Иван Дмитриевич, подогнавший «козлика» почти к самой воде, неодобрительно смотрел из кабины на происходящее.

— Нет! — оторвавшись от аппарата, крикнул Вася. — Прежде было лучше! Песок не годится!

— Я же говорила! — вскипела Лена, швырнув лилии, которые были у нее в руках. — Зяма, убери песок!

— За тринадцать километров этот песок везли! — возмутилась администратор Мая, и ее лицо вспыхнуло.

Каждый ухитрился сказать другому неприятное. Начался спор, в результате которого Зяма пристегнул голенища сапог к поясу и шагнул с настила на дно. Песок был сброшен, и настил замазан илом. Столько же споров было и об отдельном кусте камыша, который передвигали по настилу то ближе к берегу, то ближе к зарослям.

Наконец все столпились у аппарата. Зяма, схватив шланг, присоединенный к баллону сжатого воздуха, опять вошел в воду. Он направил воздушную струю на отдельно стоящий куст камыша, и тот затрепетал, как на сильном ветру.

Вася, прильнув к линзе объектива, что-то отсчитывал. Потом сказал:

— Стоп!

Осветители выключили лампы, которых сегодня было меньше, чем всегда.

— А что же это будет? — спросила я.

Мне никто не ответил. Я повторила вопрос громче, тогда Валя смущенно оглянулся.

— Это будет превращение камышей, — объяснил он несвойственным ему взволнованным голосом. — Сняли камышинку, перевели объектив на отражение камышинки в воде и тоже сняли. Сейчас будем снимать отраженную в воде Венеру, потом переведем объектив на нее самое… Лаборатория между этими двумя изображениями наведет туман — «затемнение», и на экране получится превращение камышинки в девушку…

Тем временем отснятый камыш бесцеремонно выбросили.
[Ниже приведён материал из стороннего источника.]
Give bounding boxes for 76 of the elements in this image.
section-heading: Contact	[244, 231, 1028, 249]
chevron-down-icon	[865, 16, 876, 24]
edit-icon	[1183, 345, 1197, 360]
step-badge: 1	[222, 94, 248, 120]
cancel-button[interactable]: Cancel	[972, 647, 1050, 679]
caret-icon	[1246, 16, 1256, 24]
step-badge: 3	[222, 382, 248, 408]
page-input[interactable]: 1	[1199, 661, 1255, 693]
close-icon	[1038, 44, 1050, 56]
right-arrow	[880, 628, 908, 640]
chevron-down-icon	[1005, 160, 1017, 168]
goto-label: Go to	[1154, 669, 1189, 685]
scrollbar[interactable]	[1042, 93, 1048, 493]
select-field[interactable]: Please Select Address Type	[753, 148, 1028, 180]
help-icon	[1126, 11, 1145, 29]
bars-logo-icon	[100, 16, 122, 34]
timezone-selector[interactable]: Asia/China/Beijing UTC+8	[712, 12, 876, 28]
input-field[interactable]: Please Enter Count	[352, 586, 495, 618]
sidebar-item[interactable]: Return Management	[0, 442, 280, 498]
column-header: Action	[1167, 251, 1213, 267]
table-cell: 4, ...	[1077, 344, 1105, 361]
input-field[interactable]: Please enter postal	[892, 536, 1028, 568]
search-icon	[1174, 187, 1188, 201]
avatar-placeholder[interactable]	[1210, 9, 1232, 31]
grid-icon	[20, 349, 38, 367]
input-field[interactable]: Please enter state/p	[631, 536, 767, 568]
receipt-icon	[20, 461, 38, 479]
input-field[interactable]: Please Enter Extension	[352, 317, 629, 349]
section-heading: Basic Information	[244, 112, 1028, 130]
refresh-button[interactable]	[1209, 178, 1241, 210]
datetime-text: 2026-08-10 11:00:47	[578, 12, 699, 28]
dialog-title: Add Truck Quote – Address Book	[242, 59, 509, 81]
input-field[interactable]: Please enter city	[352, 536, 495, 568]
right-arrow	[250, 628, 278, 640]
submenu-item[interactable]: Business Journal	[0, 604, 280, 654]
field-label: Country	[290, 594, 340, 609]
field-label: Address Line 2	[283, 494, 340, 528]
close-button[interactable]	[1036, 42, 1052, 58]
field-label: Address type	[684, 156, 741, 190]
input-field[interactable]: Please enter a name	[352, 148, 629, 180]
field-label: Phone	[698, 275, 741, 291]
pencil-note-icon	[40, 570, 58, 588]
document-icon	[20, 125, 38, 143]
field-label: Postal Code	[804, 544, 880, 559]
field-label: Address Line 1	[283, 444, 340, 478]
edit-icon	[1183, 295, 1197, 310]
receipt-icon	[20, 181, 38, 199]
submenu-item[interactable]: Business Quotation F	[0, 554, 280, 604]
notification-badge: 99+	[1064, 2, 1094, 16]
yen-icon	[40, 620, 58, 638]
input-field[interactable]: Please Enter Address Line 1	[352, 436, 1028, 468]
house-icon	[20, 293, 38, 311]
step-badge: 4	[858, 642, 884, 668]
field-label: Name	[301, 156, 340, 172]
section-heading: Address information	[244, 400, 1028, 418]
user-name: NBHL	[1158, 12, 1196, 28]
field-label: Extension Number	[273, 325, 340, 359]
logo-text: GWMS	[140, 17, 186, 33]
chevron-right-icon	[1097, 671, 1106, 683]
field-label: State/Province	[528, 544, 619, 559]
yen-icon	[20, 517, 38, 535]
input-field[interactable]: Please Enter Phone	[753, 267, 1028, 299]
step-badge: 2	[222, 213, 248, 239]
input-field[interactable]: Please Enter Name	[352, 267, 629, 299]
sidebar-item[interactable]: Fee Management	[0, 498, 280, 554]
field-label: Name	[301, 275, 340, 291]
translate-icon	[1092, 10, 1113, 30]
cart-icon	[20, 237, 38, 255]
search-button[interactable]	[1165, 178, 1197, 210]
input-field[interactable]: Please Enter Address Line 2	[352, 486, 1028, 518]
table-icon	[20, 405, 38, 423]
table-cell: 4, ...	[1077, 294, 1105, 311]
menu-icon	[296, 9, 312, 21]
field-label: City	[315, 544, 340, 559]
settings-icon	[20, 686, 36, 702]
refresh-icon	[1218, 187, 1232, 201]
На его место стала Венера, погрузившись носками туфель в воду.

Когда рябь успокоилась и ее отражение стало четким, застрочил киноаппарат.

Венера с удивленно-счастливой улыбкой взметнула руки, затрепетала и, почти незаметно перебирая носками туфель, скользнула к берегу. Улыбка теперь зажгла радостью ее большие темные глаза, и заурядное лицо Венеры стало прекрасным. Если бы камыши могли превращаться в девушек, наверное, они оживали бы с таким просветленным лицом.

Вася, оторвавшись от своего киноаппарата, проводил Венеру потеплевшим взглядом и негромко сказал:

— До чего же вы это хорошо, Венера!

Вася удивил меня еще больше, чем Венера. Я, признаться, думала, что наш ворчливый оператор способен только раздражаться двадцать четыре часа в сутки.